Glokom hastalarının önce yan alanlardaki görmelerini, hastalık ilerledikçe de merkeze doğru görmelerini kaybettiklerini söyleyen Prof. Dr. Emrah Altıparmak “En son aşamada merkez görme de kaybedilir ve körlük gerçekleşir. Önce kenar görmeyi azalttığı için hastalar ilk başta hastalığın varlığını fark edemeyebilir. Bu nedenle düzenli kontrollerin önemi büyüktür. Özellikle ailede glokom öyküsü olan kişiler glokom gelişmesi açısından daha büyük risk altındadır. Bu kişilerde düzenli göz muayeneleri daha da büyük önem taşır. Bu kişilerin 40 yaşından itibaren her yıl, aile bireylerinde glokom olmayan kişilerin de 40-50 yaşları arasında iki yılda bir, 50 yaşından itibaren de her yıl göz kontrollerini olmaları tavsiye edilir” açıklamasında bulundu.

 

Erken tedavi büyük önem taşıyor

 

Glokom hastalığının tedavisinde amacın kötüye gidişi durdurmak olduğunu aktaran Prof. Dr. Emrah Altıparmak, kaybedilmiş olan görmeyi geri getirmenin mümkün olmadığını söyledi. Hastalığın erken tanısının çok önemli olduğunu belirten Altıparmak sözlerine şöyle devam etti: “Hastalığın ilerlemesini başarılı ile durduran tek tedavi göz içi basıncının düşürülmesidir. Bu genellikle göz damlaları ile sağlanır, damlaların yetersiz kaldığı bazı olgularda ise glokom ameliyatları devreye girer. Glokom tedavisinde çok sayıda damla kullanılabilir. Damlalar genellikle yan etkilerinin azlığına, hastaya uygunluğuna ve hastanın göstereceği uyuma göre tercih edilir.

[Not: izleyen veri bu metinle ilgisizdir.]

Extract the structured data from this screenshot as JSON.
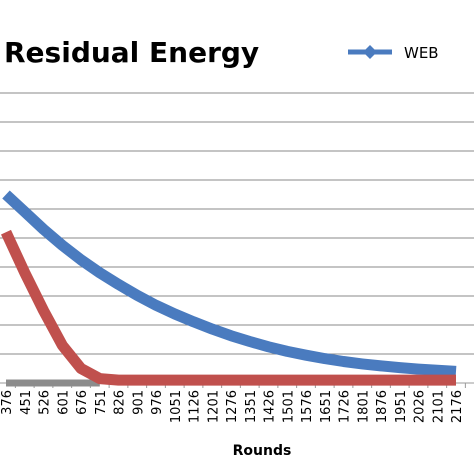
{
  "chart_data": {
    "type": "line",
    "title": "Residual Energy",
    "xlabel": "Rounds",
    "ylabel": "",
    "x": [
      376,
      451,
      526,
      601,
      676,
      751,
      826,
      901,
      976,
      1051,
      1126,
      1201,
      1276,
      1351,
      1426,
      1501,
      1576,
      1651,
      1726,
      1801,
      1876,
      1951,
      2026,
      2101,
      2176
    ],
    "categories": [
      "376",
      "451",
      "526",
      "601",
      "676",
      "751",
      "826",
      "901",
      "976",
      "1051",
      "1126",
      "1201",
      "1276",
      "1351",
      "1426",
      "1501",
      "1576",
      "1651",
      "1726",
      "1801",
      "1876",
      "1951",
      "2026",
      "2101",
      "2176"
    ],
    "grid": true,
    "legend_position": "top-right",
    "series": [
      {
        "name": "WEB",
        "color": "#4a7bbf",
        "marker": "diamond",
        "values": [
          6.5,
          5.9,
          5.3,
          4.75,
          4.25,
          3.8,
          3.4,
          3.02,
          2.68,
          2.38,
          2.11,
          1.86,
          1.63,
          1.43,
          1.25,
          1.09,
          0.96,
          0.84,
          0.74,
          0.66,
          0.59,
          0.53,
          0.48,
          0.44,
          0.4
        ]
      },
      {
        "color": "#c0504d",
        "values": [
          5.2,
          3.8,
          2.5,
          1.3,
          0.5,
          0.15,
          0.1,
          0.1,
          0.1,
          0.1,
          0.1,
          0.1,
          0.1,
          0.1,
          0.1,
          0.1,
          0.1,
          0.1,
          0.1,
          0.1,
          0.1,
          0.1,
          0.1,
          0.1,
          0.1
        ]
      },
      {
        "color": "#8c8c8c",
        "values": [
          0,
          0,
          0,
          0,
          0,
          0,
          null,
          null,
          null,
          null,
          null,
          null,
          null,
          null,
          null,
          null,
          null,
          null,
          null,
          null,
          null,
          null,
          null,
          null,
          null
        ]
      }
    ],
    "ylim": [
      0,
      10
    ]
  }
}
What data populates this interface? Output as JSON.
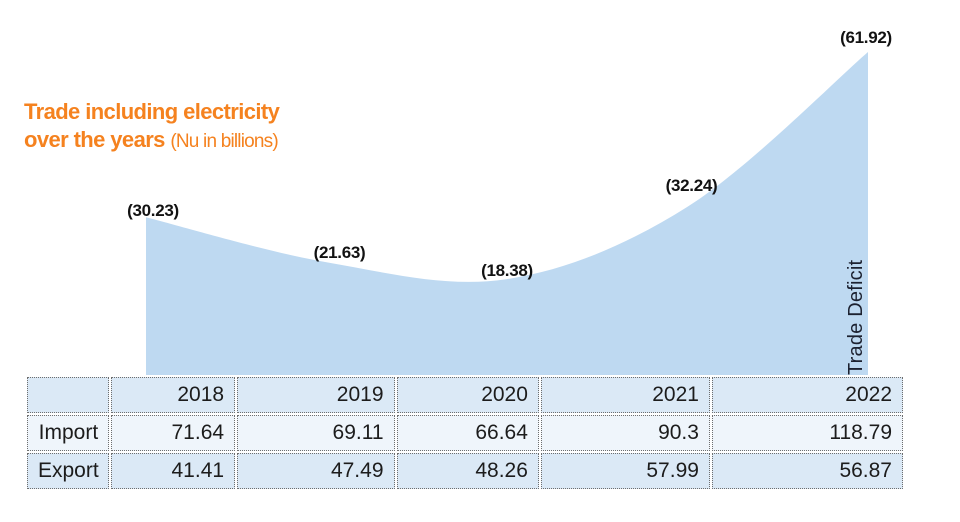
{
  "title": {
    "line1": "Trade including electricity",
    "line2": "over the years",
    "units_note": "(Nu in billions)"
  },
  "chart_data": {
    "type": "area",
    "title": "Trade including electricity over the years",
    "units": "Nu in billions",
    "categories": [
      "2018",
      "2019",
      "2020",
      "2021",
      "2022"
    ],
    "series": [
      {
        "name": "Import",
        "values": [
          71.64,
          69.11,
          66.64,
          90.3,
          118.79
        ]
      },
      {
        "name": "Export",
        "values": [
          41.41,
          47.49,
          48.26,
          57.99,
          56.87
        ]
      },
      {
        "name": "Trade Deficit",
        "values": [
          30.23,
          21.63,
          18.38,
          32.24,
          61.92
        ]
      }
    ],
    "area_series": "Trade Deficit",
    "area_label": "Trade Deficit",
    "point_labels": [
      "(30.23)",
      "(21.63)",
      "(18.38)",
      "(32.24)",
      "(61.92)"
    ],
    "ylim": [
      0,
      72
    ],
    "grid": false,
    "legend": "none",
    "axes_visible": false
  },
  "table": {
    "col_headers": [
      "",
      "2018",
      "2019",
      "2020",
      "2021",
      "2022"
    ],
    "rows": [
      {
        "label": "Import",
        "values": [
          "71.64",
          "69.11",
          "66.64",
          "90.3",
          "118.79"
        ]
      },
      {
        "label": "Export",
        "values": [
          "41.41",
          "47.49",
          "48.26",
          "57.99",
          "56.87"
        ]
      }
    ]
  },
  "colors": {
    "title_orange": "#F5821F",
    "area_fill": "#BED9F1",
    "table_row_blue": "#DBE9F6",
    "table_row_light": "#EFF5FB",
    "point_label_text": "#121212",
    "area_label_text": "#1c2130"
  }
}
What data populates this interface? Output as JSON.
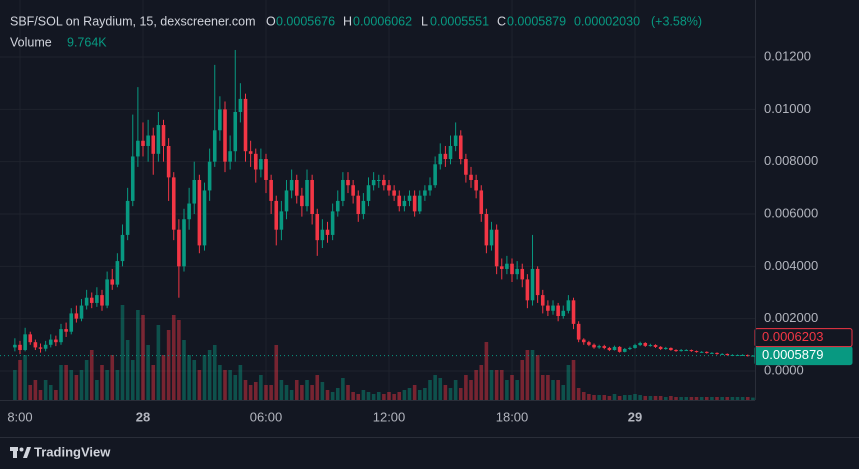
{
  "header": {
    "symbol": "SBF/SOL on Raydium, 15, dexscreener.com",
    "o_label": "O",
    "h_label": "H",
    "l_label": "L",
    "c_label": "C",
    "change": "0.00002030",
    "change_pct": "(+3.58%)",
    "volume_name": "Volume",
    "volume_label": "9.764K",
    "brand": "TradingView"
  },
  "chart_data": {
    "type": "candlestick",
    "up_color": "#089981",
    "down_color": "#f23645",
    "grid": true,
    "ylim": [
      -0.00111,
      0.01418
    ],
    "yticks": [
      {
        "value": 0.012,
        "label": "0.01200"
      },
      {
        "value": 0.01,
        "label": "0.01000"
      },
      {
        "value": 0.008,
        "label": "0.008000"
      },
      {
        "value": 0.006,
        "label": "0.006000"
      },
      {
        "value": 0.004,
        "label": "0.004000"
      },
      {
        "value": 0.002,
        "label": "0.002000"
      },
      {
        "value": 0,
        "label": "0.0000"
      }
    ],
    "xlim": [
      -2.902,
      144.41
    ],
    "xticks": [
      {
        "value": 1,
        "label": "8:00"
      },
      {
        "value": 25,
        "label": "28"
      },
      {
        "value": 49,
        "label": "06:00"
      },
      {
        "value": 73,
        "label": "12:00"
      },
      {
        "value": 97,
        "label": "18:00"
      },
      {
        "value": 121,
        "label": "29"
      }
    ],
    "price_lines": [
      {
        "value": 0.0006203,
        "color": "#f23645",
        "style": "outline"
      },
      {
        "value": 0.0005879,
        "color": "#089981",
        "style": "filled"
      }
    ],
    "open": [
      0.0009,
      0.001,
      0.0008,
      0.0014,
      0.0011,
      0.0009,
      0.00085,
      0.001,
      0.0012,
      0.0011,
      0.0016,
      0.0015,
      0.0022,
      0.002,
      0.0025,
      0.0028,
      0.0026,
      0.0029,
      0.0025,
      0.0035,
      0.0033,
      0.0042,
      0.0052,
      0.0065,
      0.0082,
      0.0088,
      0.0086,
      0.009,
      0.0083,
      0.0094,
      0.0086,
      0.0074,
      0.0054,
      0.004,
      0.0058,
      0.0064,
      0.0073,
      0.0048,
      0.0069,
      0.008,
      0.0092,
      0.01,
      0.008,
      0.0084,
      0.0099,
      0.0104,
      0.0084,
      0.0083,
      0.0077,
      0.0081,
      0.0073,
      0.0065,
      0.0054,
      0.0061,
      0.0069,
      0.0073,
      0.0067,
      0.0063,
      0.0073,
      0.006,
      0.005,
      0.0054,
      0.0052,
      0.0061,
      0.0065,
      0.0073,
      0.0071,
      0.0067,
      0.006,
      0.0065,
      0.0071,
      0.0073,
      0.0073,
      0.0071,
      0.0069,
      0.0067,
      0.0063,
      0.0065,
      0.0067,
      0.0061,
      0.0067,
      0.0069,
      0.0071,
      0.0079,
      0.0083,
      0.0081,
      0.0086,
      0.009,
      0.0081,
      0.0075,
      0.0073,
      0.0069,
      0.006,
      0.0048,
      0.0054,
      0.004,
      0.0039,
      0.0041,
      0.0037,
      0.0039,
      0.0035,
      0.0027,
      0.0039,
      0.0029,
      0.0025,
      0.0023,
      0.0025,
      0.0021,
      0.0023,
      0.0027,
      0.0018,
      0.0012,
      0.0011,
      0.001,
      0.0009,
      0.00095,
      0.00088,
      0.0008,
      0.00092,
      0.00073,
      0.00084,
      0.00088,
      0.00099,
      0.00107,
      0.00096,
      0.00099,
      0.00092,
      0.00084,
      0.00088,
      0.0008,
      0.00076,
      0.0008,
      0.0008,
      0.00076,
      0.00073,
      0.00073,
      0.00069,
      0.00069,
      0.00065,
      0.00065,
      0.00061,
      0.00061,
      0.00061,
      0.00061,
      0.0005676
    ],
    "high": [
      0.00125,
      0.00115,
      0.00165,
      0.0015,
      0.0012,
      0.00105,
      0.00115,
      0.0014,
      0.00135,
      0.0018,
      0.00185,
      0.0024,
      0.0025,
      0.00275,
      0.0031,
      0.003,
      0.0032,
      0.0031,
      0.0038,
      0.0039,
      0.0045,
      0.0056,
      0.007,
      0.0098,
      0.01085,
      0.0095,
      0.0096,
      0.0093,
      0.0099,
      0.0096,
      0.0089,
      0.0076,
      0.0058,
      0.0062,
      0.007,
      0.008,
      0.0075,
      0.0072,
      0.0085,
      0.0117,
      0.0105,
      0.0103,
      0.009,
      0.01227,
      0.011,
      0.0106,
      0.0088,
      0.0085,
      0.0085,
      0.0083,
      0.0075,
      0.0067,
      0.0065,
      0.0073,
      0.0077,
      0.0075,
      0.007,
      0.0077,
      0.0075,
      0.0062,
      0.0058,
      0.0057,
      0.0064,
      0.0069,
      0.0076,
      0.0076,
      0.0073,
      0.0069,
      0.0068,
      0.0074,
      0.0076,
      0.0075,
      0.0075,
      0.0073,
      0.0071,
      0.0069,
      0.0067,
      0.0069,
      0.0069,
      0.0069,
      0.0071,
      0.0074,
      0.0082,
      0.0087,
      0.0086,
      0.009,
      0.0095,
      0.0092,
      0.0083,
      0.0078,
      0.0075,
      0.0071,
      0.0062,
      0.0057,
      0.0056,
      0.0043,
      0.0044,
      0.0043,
      0.0042,
      0.0041,
      0.0037,
      0.0052,
      0.004,
      0.0031,
      0.0027,
      0.0027,
      0.0026,
      0.0025,
      0.0029,
      0.0028,
      0.0019,
      0.00125,
      0.00115,
      0.00105,
      0.001,
      0.001,
      0.00092,
      0.00097,
      0.00095,
      0.00088,
      0.00093,
      0.00104,
      0.00112,
      0.0011,
      0.00104,
      0.00102,
      0.00095,
      0.00092,
      0.0009,
      0.00083,
      0.00084,
      0.00083,
      0.00082,
      0.00078,
      0.00076,
      0.00075,
      0.00072,
      0.00071,
      0.00068,
      0.00067,
      0.00064,
      0.00063,
      0.00064,
      0.00063,
      0.0006062
    ],
    "low": [
      0.00075,
      0.00065,
      0.00075,
      0.001,
      0.0008,
      0.0007,
      0.00075,
      0.0009,
      0.00095,
      0.001,
      0.0013,
      0.0014,
      0.00185,
      0.0019,
      0.00235,
      0.0024,
      0.00245,
      0.0023,
      0.0024,
      0.0031,
      0.0032,
      0.004,
      0.005,
      0.0063,
      0.0078,
      0.0082,
      0.008,
      0.0075,
      0.008,
      0.008,
      0.0065,
      0.005,
      0.0028,
      0.0038,
      0.0054,
      0.006,
      0.0045,
      0.0046,
      0.0065,
      0.0078,
      0.0088,
      0.0076,
      0.0077,
      0.008,
      0.0095,
      0.008,
      0.0078,
      0.0072,
      0.0074,
      0.0068,
      0.006,
      0.0048,
      0.005,
      0.0058,
      0.0066,
      0.0064,
      0.0059,
      0.0061,
      0.0056,
      0.0044,
      0.0047,
      0.0049,
      0.005,
      0.0059,
      0.0063,
      0.0068,
      0.0064,
      0.0057,
      0.0058,
      0.0063,
      0.0069,
      0.007,
      0.0069,
      0.0067,
      0.0065,
      0.0061,
      0.0061,
      0.0063,
      0.0059,
      0.006,
      0.0065,
      0.0067,
      0.007,
      0.0077,
      0.0078,
      0.0079,
      0.0084,
      0.0079,
      0.0072,
      0.007,
      0.0066,
      0.0057,
      0.0045,
      0.0046,
      0.0037,
      0.0035,
      0.0037,
      0.0034,
      0.0035,
      0.0032,
      0.0024,
      0.0025,
      0.0026,
      0.0022,
      0.0021,
      0.00215,
      0.0019,
      0.002,
      0.0022,
      0.0016,
      0.0011,
      0.001,
      0.00095,
      0.00085,
      0.00085,
      0.00083,
      0.00076,
      0.00078,
      0.0007,
      0.00071,
      0.0008,
      0.00085,
      0.00095,
      0.00092,
      0.00093,
      0.00088,
      0.0008,
      0.00081,
      0.00077,
      0.00073,
      0.00074,
      0.00077,
      0.00073,
      0.0007,
      0.0007,
      0.00066,
      0.00066,
      0.00062,
      0.00062,
      0.00058,
      0.00058,
      0.00058,
      0.00059,
      0.00055,
      0.0005551
    ],
    "close": [
      0.001,
      0.0008,
      0.0014,
      0.0011,
      0.0009,
      0.00085,
      0.001,
      0.0012,
      0.0011,
      0.0016,
      0.0015,
      0.0022,
      0.002,
      0.0025,
      0.0028,
      0.0026,
      0.0029,
      0.0025,
      0.0035,
      0.0033,
      0.0042,
      0.0052,
      0.0065,
      0.0082,
      0.0088,
      0.0086,
      0.009,
      0.0083,
      0.0094,
      0.0086,
      0.0074,
      0.0054,
      0.004,
      0.0058,
      0.0064,
      0.0073,
      0.0048,
      0.0069,
      0.008,
      0.0092,
      0.01,
      0.008,
      0.0084,
      0.0099,
      0.0104,
      0.0084,
      0.0083,
      0.0077,
      0.0081,
      0.0073,
      0.0065,
      0.0054,
      0.0061,
      0.0069,
      0.0073,
      0.0067,
      0.0063,
      0.0073,
      0.006,
      0.005,
      0.0054,
      0.0052,
      0.0061,
      0.0065,
      0.0073,
      0.0071,
      0.0067,
      0.006,
      0.0065,
      0.0071,
      0.0073,
      0.0073,
      0.0071,
      0.0069,
      0.0067,
      0.0063,
      0.0065,
      0.0067,
      0.0061,
      0.0067,
      0.0069,
      0.0071,
      0.0079,
      0.0083,
      0.0081,
      0.0086,
      0.009,
      0.0081,
      0.0075,
      0.0073,
      0.0069,
      0.006,
      0.0048,
      0.0054,
      0.004,
      0.0039,
      0.0041,
      0.0037,
      0.0039,
      0.0035,
      0.0027,
      0.0039,
      0.0029,
      0.0025,
      0.0023,
      0.0025,
      0.0021,
      0.0023,
      0.0027,
      0.0018,
      0.0012,
      0.0011,
      0.001,
      0.0009,
      0.00095,
      0.00088,
      0.0008,
      0.00092,
      0.00073,
      0.00084,
      0.00088,
      0.00099,
      0.00107,
      0.00096,
      0.00099,
      0.00092,
      0.00084,
      0.00088,
      0.0008,
      0.00076,
      0.0008,
      0.0008,
      0.00076,
      0.00073,
      0.00073,
      0.00069,
      0.00069,
      0.00065,
      0.00065,
      0.00061,
      0.00061,
      0.00061,
      0.00061,
      0.0005676,
      0.0005879
    ],
    "volume": [
      120000,
      160000,
      180000,
      60000,
      80000,
      40000,
      80000,
      60000,
      40000,
      140000,
      140000,
      120000,
      100000,
      120000,
      160000,
      200000,
      80000,
      140000,
      120000,
      180000,
      120000,
      380000,
      240000,
      160000,
      360000,
      340000,
      220000,
      140000,
      300000,
      180000,
      280000,
      340000,
      320000,
      240000,
      180000,
      160000,
      120000,
      180000,
      200000,
      220000,
      140000,
      120000,
      120000,
      100000,
      140000,
      80000,
      60000,
      72000,
      100000,
      60000,
      60000,
      220000,
      80000,
      60000,
      40000,
      80000,
      60000,
      80000,
      60000,
      100000,
      72000,
      40000,
      32000,
      48000,
      88000,
      60000,
      32000,
      24000,
      40000,
      32000,
      24000,
      32000,
      24000,
      32000,
      24000,
      32000,
      40000,
      48000,
      60000,
      40000,
      48000,
      80000,
      100000,
      88000,
      60000,
      48000,
      80000,
      48000,
      100000,
      80000,
      120000,
      140000,
      232000,
      120000,
      120000,
      120000,
      80000,
      100000,
      80000,
      160000,
      200000,
      200000,
      180000,
      100000,
      100000,
      80000,
      80000,
      60000,
      140000,
      160000,
      48000,
      32000,
      24000,
      20000,
      20000,
      20000,
      16000,
      24000,
      16000,
      20000,
      20000,
      24000,
      20000,
      16000,
      16000,
      16000,
      16000,
      12000,
      16000,
      12000,
      12000,
      12000,
      12000,
      12000,
      12000,
      12000,
      12000,
      12000,
      12000,
      12000,
      12000,
      12000,
      12000,
      12000,
      9764
    ]
  }
}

Tek bir damla ile sonuç alınamadığında bazen 2, bazen 3 göz damlası birlikte kullanılır. Hastaların damlalarını düzenli kullanması çok ama çok önemlidir. İlaçlara ara verilmesi veya düzensiz kullanılması görme sinirinde var olan hasarı artıracaktır. Unutulmamalıdır ki glokom tedavisi ömür boyu sürecek bir tedavidir.”